Find the VPN interface: Open a terminal and use commands like ip addr (Linux) or Get-NetAdapter (PowerShell on Windows). Look for an interface that comes up when you connect to your VPN. It will likely have a different IP address range than your regular network connection.
Find the default gateway: Use route -n (Linux) or Get-NetRoute | Where {$_.InterfaceIndex -eq [Your VPN Interface Index]} (PowerShell on Windows, replace ‘[Your VPN Interface Index]’ with the actual index number).
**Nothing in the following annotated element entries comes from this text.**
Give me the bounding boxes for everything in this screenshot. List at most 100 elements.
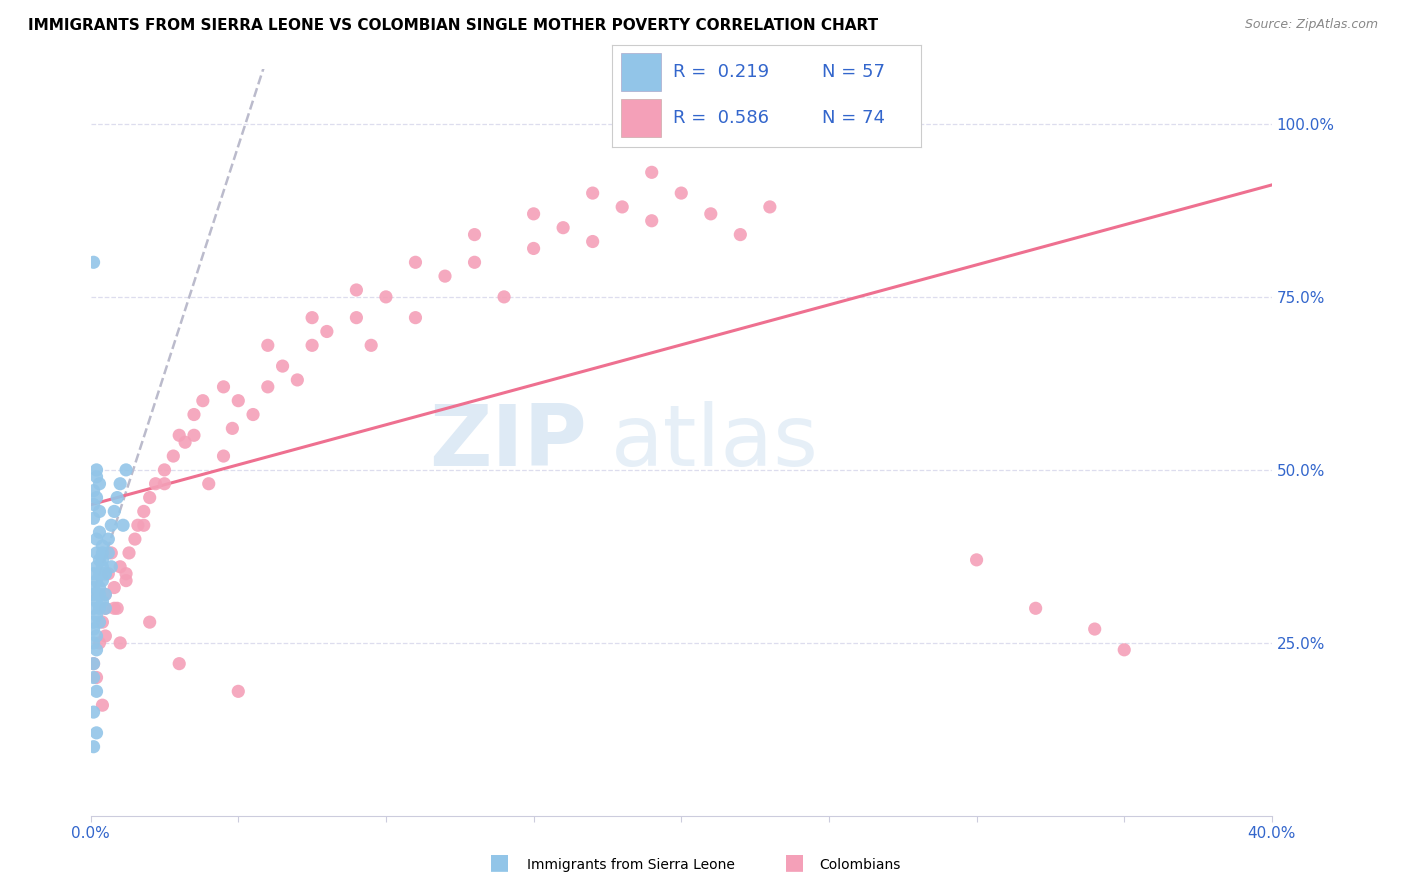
Point <box>86 726 108 740</box>
Point <box>344 310 367 325</box>
Point <box>301 338 323 352</box>
Point <box>83 511 105 525</box>
Point <box>641 165 664 179</box>
Point <box>100 546 122 560</box>
Point <box>89 566 111 581</box>
Point <box>132 518 155 533</box>
Point <box>242 408 264 422</box>
Point <box>124 532 146 546</box>
Point <box>108 559 131 574</box>
Point <box>91 539 114 553</box>
Point <box>83 255 105 269</box>
Point <box>86 594 108 608</box>
Point <box>86 629 108 643</box>
Point <box>89 587 111 601</box>
Text: ■: ■ <box>489 853 509 872</box>
Point <box>83 601 105 615</box>
Point <box>91 698 114 713</box>
Point <box>94 601 117 615</box>
Point <box>83 581 105 595</box>
Point <box>138 615 160 629</box>
Point <box>83 566 105 581</box>
Point <box>91 574 114 588</box>
Point <box>86 559 108 574</box>
Point <box>212 449 235 463</box>
Point <box>118 546 141 560</box>
Point <box>191 393 214 408</box>
Text: Immigrants from Sierra Leone: Immigrants from Sierra Leone <box>527 858 735 872</box>
Point <box>89 581 111 595</box>
Point <box>226 393 249 408</box>
Point <box>212 380 235 394</box>
Point <box>271 359 294 373</box>
Point <box>83 622 105 636</box>
Point <box>83 671 105 685</box>
Point <box>97 546 120 560</box>
Point <box>1114 642 1136 657</box>
Point <box>83 657 105 671</box>
Point <box>582 235 605 249</box>
Point <box>86 546 108 560</box>
Point <box>89 601 111 615</box>
Point <box>108 636 131 650</box>
Point <box>105 491 128 505</box>
Point <box>94 566 117 581</box>
Point <box>91 553 114 567</box>
Point <box>127 518 149 533</box>
Point <box>89 525 111 540</box>
Point <box>89 476 111 491</box>
Point <box>94 587 117 601</box>
Point <box>464 227 486 242</box>
Point <box>197 476 219 491</box>
Point <box>404 310 426 325</box>
Point <box>523 207 546 221</box>
Point <box>183 428 205 442</box>
Bar <box>621 53 661 91</box>
Point <box>132 504 155 518</box>
Point <box>115 566 138 581</box>
Point <box>105 601 128 615</box>
Point <box>100 518 122 533</box>
Point <box>97 566 120 581</box>
Point <box>730 227 752 242</box>
Point <box>167 428 190 442</box>
Point <box>966 553 988 567</box>
Point <box>89 636 111 650</box>
Point <box>94 587 117 601</box>
Point <box>1084 622 1107 636</box>
Point <box>91 546 114 560</box>
Point <box>374 290 396 304</box>
Point <box>100 559 122 574</box>
Point <box>103 581 125 595</box>
Point <box>86 642 108 657</box>
Point <box>612 200 634 214</box>
Point <box>83 657 105 671</box>
Point <box>256 380 278 394</box>
Point <box>83 636 105 650</box>
Point <box>138 491 160 505</box>
Point <box>256 338 278 352</box>
Point <box>86 470 108 484</box>
Text: IMMIGRANTS FROM SIERRA LEONE VS COLOMBIAN SINGLE MOTHER POVERTY CORRELATION CHAR: IMMIGRANTS FROM SIERRA LEONE VS COLOMBIA… <box>28 18 879 33</box>
Point <box>94 601 117 615</box>
Point <box>700 207 723 221</box>
Point <box>89 553 111 567</box>
Point <box>174 435 197 450</box>
Text: ■: ■ <box>785 853 804 872</box>
Point <box>89 615 111 629</box>
Point <box>86 608 108 623</box>
Point <box>153 476 176 491</box>
Point <box>83 498 105 512</box>
Point <box>434 269 457 284</box>
Point <box>301 310 323 325</box>
Point <box>641 213 664 227</box>
Point <box>83 587 105 601</box>
Point <box>97 532 120 546</box>
Point <box>91 594 114 608</box>
Point <box>115 574 138 588</box>
Point <box>167 657 190 671</box>
Point <box>83 483 105 498</box>
Text: Source: ZipAtlas.com: Source: ZipAtlas.com <box>1244 18 1378 31</box>
Point <box>91 559 114 574</box>
Point <box>86 684 108 698</box>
The gateway address is usually listed in the ‘Gateway’ column.

Example (Linux):

ip addr show tun0

Example (PowerShell):

Get-NetAdapter | Where {$_.Name -like "*VPN*"}

Step 2: Create a Routing Script

This script will add and remove routes to force traffic through the VPN for specific websites.

Create a new file, e.g., vpn_route.sh (Linux) or vpn_route.ps1 (PowerShell).
Add the following script content (adapt interface and gateway to your system):

Example Script (Bash – Linux):

#!/bin/bash

VPN_INTERFACE="tun0"
VPN_GATEWAY="192.168.10.1"
WEBSITES=("example.com" "anotherwebsite.net")
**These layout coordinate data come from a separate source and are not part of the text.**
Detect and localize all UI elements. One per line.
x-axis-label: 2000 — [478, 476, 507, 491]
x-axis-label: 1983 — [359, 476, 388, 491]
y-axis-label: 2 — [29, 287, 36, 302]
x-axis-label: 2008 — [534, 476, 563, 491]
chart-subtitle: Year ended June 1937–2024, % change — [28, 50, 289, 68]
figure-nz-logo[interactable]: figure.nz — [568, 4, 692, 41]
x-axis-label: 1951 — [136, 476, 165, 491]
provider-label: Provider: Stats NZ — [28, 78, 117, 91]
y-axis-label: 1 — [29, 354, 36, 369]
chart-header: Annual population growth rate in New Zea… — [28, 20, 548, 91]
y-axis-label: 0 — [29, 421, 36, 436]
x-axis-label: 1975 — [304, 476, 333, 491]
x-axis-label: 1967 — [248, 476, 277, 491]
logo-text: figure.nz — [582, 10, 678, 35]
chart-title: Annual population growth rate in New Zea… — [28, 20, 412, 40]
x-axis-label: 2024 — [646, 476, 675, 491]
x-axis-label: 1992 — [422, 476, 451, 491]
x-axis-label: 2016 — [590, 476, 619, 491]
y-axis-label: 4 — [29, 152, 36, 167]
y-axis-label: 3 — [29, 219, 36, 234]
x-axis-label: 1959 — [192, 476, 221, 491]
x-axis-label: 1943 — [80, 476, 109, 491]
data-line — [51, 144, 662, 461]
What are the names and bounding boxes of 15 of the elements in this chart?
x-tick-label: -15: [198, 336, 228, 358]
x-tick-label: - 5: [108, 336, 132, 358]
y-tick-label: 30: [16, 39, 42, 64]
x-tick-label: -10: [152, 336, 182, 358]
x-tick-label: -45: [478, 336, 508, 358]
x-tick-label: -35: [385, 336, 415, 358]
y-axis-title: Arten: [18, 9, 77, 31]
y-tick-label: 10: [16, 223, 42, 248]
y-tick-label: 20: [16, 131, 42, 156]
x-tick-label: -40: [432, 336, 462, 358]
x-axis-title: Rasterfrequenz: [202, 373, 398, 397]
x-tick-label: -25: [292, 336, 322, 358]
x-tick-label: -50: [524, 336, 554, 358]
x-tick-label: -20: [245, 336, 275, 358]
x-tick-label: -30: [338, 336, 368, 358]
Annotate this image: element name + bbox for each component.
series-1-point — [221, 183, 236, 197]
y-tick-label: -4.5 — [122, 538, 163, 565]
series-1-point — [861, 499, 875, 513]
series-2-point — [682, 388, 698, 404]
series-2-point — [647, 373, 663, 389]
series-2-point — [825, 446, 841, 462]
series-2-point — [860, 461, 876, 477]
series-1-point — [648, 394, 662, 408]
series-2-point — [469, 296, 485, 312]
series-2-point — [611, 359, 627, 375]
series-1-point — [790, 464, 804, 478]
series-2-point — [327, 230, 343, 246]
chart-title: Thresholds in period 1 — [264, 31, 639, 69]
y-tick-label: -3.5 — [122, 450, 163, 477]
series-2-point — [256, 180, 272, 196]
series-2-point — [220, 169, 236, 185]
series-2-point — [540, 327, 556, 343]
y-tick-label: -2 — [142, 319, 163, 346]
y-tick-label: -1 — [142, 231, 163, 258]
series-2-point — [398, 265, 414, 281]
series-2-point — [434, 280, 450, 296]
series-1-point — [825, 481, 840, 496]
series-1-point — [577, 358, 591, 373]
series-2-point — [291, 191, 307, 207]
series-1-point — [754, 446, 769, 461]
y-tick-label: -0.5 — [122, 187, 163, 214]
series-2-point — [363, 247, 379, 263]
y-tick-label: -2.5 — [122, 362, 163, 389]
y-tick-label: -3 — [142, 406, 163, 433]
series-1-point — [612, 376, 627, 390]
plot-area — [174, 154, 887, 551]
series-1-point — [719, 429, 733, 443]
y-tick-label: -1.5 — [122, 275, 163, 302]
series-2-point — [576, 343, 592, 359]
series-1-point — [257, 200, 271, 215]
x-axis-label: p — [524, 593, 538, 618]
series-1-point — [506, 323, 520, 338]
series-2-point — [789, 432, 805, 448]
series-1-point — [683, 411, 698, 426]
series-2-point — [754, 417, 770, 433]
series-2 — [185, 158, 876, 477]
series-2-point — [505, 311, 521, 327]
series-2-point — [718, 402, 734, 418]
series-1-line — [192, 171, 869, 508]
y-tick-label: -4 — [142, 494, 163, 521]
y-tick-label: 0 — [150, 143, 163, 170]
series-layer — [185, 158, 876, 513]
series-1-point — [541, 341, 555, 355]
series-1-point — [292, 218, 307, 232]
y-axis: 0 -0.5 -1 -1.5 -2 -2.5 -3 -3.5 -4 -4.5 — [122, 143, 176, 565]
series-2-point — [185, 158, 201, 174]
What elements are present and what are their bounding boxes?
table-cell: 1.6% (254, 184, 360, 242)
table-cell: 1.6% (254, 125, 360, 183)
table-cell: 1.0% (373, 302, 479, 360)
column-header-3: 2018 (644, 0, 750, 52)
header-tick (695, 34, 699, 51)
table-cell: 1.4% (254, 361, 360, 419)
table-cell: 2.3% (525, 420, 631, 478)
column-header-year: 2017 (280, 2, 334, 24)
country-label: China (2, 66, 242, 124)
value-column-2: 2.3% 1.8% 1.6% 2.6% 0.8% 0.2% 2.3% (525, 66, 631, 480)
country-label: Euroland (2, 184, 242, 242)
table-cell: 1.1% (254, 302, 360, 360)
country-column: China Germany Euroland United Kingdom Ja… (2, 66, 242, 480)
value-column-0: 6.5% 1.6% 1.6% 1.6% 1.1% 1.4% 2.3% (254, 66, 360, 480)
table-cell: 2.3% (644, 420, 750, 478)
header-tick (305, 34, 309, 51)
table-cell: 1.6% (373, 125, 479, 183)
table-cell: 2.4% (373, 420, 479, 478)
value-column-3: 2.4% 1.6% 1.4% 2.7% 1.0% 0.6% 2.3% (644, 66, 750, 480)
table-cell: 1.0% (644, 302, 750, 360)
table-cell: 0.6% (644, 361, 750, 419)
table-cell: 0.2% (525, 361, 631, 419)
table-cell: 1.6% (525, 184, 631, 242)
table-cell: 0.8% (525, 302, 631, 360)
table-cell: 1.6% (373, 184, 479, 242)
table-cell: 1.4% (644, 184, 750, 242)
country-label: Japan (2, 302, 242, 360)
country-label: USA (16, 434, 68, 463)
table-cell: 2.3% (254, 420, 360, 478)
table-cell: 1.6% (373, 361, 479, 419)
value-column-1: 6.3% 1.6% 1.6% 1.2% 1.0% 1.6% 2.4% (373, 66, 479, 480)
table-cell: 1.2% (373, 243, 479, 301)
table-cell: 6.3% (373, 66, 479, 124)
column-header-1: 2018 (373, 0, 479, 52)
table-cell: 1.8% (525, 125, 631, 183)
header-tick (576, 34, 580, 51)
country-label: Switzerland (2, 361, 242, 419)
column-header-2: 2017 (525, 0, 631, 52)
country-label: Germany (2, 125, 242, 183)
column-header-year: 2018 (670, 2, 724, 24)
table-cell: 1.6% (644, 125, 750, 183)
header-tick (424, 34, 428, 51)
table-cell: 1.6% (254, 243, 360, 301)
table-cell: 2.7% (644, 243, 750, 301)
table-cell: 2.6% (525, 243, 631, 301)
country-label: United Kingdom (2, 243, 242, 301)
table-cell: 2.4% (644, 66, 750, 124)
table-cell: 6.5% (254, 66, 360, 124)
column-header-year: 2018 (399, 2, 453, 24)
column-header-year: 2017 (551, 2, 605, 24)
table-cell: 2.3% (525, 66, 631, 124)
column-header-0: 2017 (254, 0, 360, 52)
for website in ${WEBSITES[@]};
do
  if ping -c 1 $website > /dev/null;
then
    ip route add $website via $VPN_GATEWAY dev $VPN_INTERFACE
echo "Route added for $website"
  else
    ip route del $website via $VPN_GATEWAY dev $VPN_INTERFACE > /dev/null 2&1
echo "Route removed for $website"
  fi
done

Example Script (PowerShell – Windows):

$VPNInterface = "Ethernet 2" # Replace with your VPN interface name
$VPNGateway = "192.168.10.1"
$Websites = @("example.com", "anotherwebsite.net")

foreach ($Website in $Websites) {
  if (Test-Connection -ComputerName $Website -Count 1 -Quiet) {
    New-NetRoute -DestinationPrefix $Website -InterfaceIndex $(Get-NetAdapter -Name $VPNInterface).InterfaceIndex -NextHop $VPNGateway
    Write-Host "Route added for $Website"
  } else {
    Remove-NetRoute -DestinationPrefix $Website -Confirm:$false
    Write-Host "Route removed for $Website"
  }
}

Important: Replace tun0, 192.168.10.1 and the website names with your actual values.
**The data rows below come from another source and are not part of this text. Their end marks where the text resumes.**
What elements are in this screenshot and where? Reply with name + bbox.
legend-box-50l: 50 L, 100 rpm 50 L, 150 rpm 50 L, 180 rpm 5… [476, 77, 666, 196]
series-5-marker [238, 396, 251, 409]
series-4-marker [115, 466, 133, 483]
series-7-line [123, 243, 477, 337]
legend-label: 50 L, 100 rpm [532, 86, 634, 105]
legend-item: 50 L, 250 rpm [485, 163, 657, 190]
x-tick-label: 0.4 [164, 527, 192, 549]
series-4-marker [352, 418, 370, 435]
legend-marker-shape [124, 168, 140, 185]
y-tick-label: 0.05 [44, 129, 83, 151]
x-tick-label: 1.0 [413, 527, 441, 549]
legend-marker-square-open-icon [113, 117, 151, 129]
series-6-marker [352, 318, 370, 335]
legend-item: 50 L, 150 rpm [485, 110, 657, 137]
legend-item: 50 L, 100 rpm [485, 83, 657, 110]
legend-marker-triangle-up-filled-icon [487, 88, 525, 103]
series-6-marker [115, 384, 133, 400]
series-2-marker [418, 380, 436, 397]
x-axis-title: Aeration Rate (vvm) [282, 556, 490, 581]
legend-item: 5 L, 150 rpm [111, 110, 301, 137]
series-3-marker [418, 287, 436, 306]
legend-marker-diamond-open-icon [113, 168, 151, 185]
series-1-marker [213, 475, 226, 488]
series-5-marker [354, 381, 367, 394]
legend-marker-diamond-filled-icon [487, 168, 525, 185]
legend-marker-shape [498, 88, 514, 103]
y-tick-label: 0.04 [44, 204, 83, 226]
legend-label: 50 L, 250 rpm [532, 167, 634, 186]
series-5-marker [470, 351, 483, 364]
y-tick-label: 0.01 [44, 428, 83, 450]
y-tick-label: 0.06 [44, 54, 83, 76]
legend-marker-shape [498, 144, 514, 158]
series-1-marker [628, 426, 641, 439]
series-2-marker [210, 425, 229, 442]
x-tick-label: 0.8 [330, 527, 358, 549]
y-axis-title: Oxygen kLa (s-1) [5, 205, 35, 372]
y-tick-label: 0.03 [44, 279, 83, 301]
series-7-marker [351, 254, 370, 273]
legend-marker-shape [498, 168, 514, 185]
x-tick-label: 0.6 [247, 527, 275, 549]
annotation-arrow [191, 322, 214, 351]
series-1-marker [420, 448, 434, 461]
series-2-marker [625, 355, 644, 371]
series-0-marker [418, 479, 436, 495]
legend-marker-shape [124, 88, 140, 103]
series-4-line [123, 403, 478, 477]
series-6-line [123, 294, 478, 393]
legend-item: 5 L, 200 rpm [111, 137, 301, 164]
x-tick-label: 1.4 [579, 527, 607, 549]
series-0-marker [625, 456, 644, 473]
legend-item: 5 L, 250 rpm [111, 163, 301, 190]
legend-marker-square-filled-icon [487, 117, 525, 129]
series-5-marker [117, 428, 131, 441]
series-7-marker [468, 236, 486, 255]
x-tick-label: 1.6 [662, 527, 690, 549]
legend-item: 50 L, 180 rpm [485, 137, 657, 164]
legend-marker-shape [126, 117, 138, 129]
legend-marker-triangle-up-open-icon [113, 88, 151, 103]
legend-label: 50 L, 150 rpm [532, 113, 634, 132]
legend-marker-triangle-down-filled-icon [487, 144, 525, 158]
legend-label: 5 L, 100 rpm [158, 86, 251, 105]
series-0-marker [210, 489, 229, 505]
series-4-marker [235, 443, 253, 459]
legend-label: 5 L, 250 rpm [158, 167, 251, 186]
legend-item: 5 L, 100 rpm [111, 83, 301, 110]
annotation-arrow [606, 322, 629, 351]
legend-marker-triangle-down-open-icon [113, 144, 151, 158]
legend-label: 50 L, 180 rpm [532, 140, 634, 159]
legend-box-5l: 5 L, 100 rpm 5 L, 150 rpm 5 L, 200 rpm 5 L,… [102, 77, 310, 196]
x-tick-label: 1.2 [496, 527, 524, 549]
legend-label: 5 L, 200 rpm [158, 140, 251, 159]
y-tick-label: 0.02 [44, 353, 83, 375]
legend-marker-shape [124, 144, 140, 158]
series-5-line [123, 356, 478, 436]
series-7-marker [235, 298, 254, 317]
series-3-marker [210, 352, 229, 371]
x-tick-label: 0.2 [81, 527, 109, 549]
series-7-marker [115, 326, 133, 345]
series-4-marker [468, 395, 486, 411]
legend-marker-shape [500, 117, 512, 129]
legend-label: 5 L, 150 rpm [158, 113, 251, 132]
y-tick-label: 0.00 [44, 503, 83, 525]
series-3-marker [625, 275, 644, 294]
Step 3: Make the Script Executable (Linux)

If you’re using Linux, make sure the script is executable:

chmod +x vpn_route.sh

Step 4: Schedule the Script to Run Regularly

Linux (using cron): Open your crontab editor with crontab -e and add a line like this:
*/5 * * * * /path/to/vpn_route.sh (This runs the script every 5 minutes).
Windows (using Task Scheduler): Create a new task in Task Scheduler.
- Set the trigger to run regularly (e.g., every 5 minutes).
- Set the action to run PowerShell and execute your script: powershell -ExecutionPolicy Bypass -File C:pathtovpn_route.ps1. You may need to adjust the ExecutionPolicy depending on your system settings.

Step 5: Test Your Setup

Connect to your VPN, then visit one of the websites you added to the script. Check your IP address (e.g., using WhatIsMyIP) to confirm that it’s coming from your VPN server. Disconnect from the VPN and revisit the website; your IP should revert to your normal connection.

Troubleshooting

Script errors: Check the script output for any error messages.
Routing not working: Double-check that the interface name, gateway address, and website names are correct in the script.
Permissions issues: Ensure the script has execute permissions (Linux) or is running with sufficient privileges (Windows).